Acontecerá en aquel tiempo, que la gloria de Jacob se atenuará, y la grosura de su carne se demacrará.
Y será como cuando el segador recoge la mies, y con su brazo siega las espigas; será también como el que recoge espigas en el valle de Refaim.
Y quedarán en él rebuscos, como cuando se sacude el olivo: dos o tres aceitunas en la punta de la rama, cuatro o cinco en sus frondosas ramas, dice Jehová Dios de Israel.
En aquel día mirará el hombre a su Hacedor, y sus ojos contemplarán al Santo de Israel.
Y no mirará a los altares, obra de sus manos, ni mirará a lo que hicieron sus dedos, a los símbolos de Asera y a las imágenes del sol.
En aquel día sus ciudades fortificadas serán como los escombros del bosque y de la cumbre de la montaña, que fueron abandonadas delante de los hijos de Israel; y serán una desolación.

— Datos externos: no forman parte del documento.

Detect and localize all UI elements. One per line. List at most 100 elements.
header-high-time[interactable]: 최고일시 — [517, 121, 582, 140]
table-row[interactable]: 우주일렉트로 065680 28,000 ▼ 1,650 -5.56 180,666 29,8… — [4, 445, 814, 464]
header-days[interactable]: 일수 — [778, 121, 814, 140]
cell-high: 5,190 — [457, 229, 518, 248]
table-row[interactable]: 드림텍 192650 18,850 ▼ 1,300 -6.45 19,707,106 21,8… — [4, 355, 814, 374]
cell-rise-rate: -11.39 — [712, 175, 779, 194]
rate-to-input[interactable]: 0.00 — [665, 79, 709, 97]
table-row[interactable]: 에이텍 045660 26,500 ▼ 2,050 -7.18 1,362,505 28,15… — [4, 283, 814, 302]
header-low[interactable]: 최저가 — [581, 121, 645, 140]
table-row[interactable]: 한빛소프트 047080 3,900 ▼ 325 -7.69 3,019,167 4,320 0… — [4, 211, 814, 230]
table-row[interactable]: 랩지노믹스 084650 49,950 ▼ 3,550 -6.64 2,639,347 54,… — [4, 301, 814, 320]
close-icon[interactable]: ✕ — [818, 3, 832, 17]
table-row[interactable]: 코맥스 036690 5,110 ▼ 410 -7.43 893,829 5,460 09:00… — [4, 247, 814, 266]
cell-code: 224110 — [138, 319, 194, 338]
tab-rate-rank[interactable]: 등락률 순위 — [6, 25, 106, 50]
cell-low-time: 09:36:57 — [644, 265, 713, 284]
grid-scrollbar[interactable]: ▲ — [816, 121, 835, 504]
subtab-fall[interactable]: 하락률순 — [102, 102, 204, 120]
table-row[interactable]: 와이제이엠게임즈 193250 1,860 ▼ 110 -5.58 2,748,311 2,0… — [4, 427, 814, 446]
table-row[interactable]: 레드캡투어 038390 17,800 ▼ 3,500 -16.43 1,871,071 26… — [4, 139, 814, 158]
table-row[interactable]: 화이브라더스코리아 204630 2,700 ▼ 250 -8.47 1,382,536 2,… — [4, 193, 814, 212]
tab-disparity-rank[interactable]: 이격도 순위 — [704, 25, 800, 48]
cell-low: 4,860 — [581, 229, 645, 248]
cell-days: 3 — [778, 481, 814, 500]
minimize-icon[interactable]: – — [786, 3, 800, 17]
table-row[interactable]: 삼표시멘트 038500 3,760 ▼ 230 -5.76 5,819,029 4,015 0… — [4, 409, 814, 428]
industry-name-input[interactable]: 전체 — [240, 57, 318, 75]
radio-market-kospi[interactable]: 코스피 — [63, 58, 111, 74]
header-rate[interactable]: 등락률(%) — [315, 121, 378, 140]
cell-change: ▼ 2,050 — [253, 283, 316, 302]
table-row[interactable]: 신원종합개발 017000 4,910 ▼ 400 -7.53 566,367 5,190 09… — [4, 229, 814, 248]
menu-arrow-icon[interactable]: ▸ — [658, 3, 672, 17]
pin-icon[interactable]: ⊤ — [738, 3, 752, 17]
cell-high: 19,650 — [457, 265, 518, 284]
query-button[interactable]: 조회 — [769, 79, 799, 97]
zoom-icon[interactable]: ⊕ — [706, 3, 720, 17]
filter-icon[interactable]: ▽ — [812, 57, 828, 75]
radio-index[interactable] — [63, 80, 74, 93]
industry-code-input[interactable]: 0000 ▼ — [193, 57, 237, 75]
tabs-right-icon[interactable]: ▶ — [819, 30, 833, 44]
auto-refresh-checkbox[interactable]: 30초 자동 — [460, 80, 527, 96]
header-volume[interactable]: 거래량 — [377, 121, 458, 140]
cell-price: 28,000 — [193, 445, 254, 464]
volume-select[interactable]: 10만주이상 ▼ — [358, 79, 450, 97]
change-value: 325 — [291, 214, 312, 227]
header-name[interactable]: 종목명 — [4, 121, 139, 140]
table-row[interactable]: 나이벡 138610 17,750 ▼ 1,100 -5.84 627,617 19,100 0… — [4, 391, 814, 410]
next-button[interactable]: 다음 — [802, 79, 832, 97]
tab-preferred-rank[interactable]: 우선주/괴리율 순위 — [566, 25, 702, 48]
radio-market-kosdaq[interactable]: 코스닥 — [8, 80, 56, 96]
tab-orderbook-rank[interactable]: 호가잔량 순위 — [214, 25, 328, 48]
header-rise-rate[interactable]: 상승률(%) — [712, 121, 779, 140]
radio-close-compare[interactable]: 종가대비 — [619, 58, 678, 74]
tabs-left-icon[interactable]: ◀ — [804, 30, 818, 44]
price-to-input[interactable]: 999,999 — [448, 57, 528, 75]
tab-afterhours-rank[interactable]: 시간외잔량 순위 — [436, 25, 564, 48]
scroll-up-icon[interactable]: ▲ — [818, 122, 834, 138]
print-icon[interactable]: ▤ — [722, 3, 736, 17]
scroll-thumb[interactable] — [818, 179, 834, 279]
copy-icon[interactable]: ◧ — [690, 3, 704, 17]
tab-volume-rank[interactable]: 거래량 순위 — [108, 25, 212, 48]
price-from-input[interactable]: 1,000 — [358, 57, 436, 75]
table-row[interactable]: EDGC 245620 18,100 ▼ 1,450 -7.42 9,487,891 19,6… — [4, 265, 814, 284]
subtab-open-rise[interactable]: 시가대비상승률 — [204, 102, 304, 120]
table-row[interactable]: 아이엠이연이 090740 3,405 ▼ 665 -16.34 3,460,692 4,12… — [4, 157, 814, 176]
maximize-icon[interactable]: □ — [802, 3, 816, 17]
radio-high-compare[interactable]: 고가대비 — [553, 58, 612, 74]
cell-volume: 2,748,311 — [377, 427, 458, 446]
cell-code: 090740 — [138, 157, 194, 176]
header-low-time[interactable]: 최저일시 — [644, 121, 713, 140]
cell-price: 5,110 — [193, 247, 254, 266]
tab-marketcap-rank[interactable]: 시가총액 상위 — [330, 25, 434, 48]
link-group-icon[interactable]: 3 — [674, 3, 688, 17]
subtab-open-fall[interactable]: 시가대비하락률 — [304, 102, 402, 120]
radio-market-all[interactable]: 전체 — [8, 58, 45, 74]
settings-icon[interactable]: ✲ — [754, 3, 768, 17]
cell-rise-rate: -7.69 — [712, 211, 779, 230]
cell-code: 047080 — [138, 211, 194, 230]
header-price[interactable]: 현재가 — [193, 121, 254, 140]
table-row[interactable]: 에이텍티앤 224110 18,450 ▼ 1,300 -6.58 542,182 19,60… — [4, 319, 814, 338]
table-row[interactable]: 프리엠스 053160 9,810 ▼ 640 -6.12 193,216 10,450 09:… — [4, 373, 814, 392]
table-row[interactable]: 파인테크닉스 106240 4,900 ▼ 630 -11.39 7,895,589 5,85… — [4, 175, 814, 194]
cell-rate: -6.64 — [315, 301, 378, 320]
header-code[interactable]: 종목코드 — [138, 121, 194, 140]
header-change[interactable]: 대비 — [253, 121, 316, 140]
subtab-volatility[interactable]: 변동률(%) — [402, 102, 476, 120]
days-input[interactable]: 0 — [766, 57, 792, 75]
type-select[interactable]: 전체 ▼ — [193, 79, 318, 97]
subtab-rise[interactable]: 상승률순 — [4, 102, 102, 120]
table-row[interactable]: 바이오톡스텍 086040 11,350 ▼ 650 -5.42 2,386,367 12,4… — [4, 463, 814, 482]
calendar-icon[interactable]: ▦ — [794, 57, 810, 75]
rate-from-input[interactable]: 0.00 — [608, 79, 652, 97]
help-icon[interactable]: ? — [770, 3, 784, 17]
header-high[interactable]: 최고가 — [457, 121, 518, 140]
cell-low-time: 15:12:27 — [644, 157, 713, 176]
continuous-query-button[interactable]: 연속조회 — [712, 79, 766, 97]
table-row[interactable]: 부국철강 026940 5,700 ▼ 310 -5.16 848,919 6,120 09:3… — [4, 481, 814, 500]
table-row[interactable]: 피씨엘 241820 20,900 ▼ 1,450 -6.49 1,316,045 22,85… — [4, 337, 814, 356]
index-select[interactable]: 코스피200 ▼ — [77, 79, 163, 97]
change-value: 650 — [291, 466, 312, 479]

Porque te olvidaste del Dios de tu salud, y no te acordaste de la roca de tu fortaleza; por tanto, plantarás plantas agradables, y sembrarás sarmientos extraños,
y en el día que plantes, las harás crecer, y al amanecer harás florecer tu simiente; pero la cosecha será arrebatada en el día del dolor y de la angustia irremediable.
¡Ay de la multitud de los muchos pueblos que braman como braman los mares; y del rugido de naciones que hacen ruido como rugido de impetuosas aguas!
Pero Dios le reprenderá, y huirá lejos; y será arrebatado como el tamo de los montes delante del viento, y como el cardo llevado por el torbellino.
Al tiempo de la tarde he aquí turbación; y antes que amanezca, él no es. Esta es la parte de los que nos saquean, y la suerte de los que nos despojan.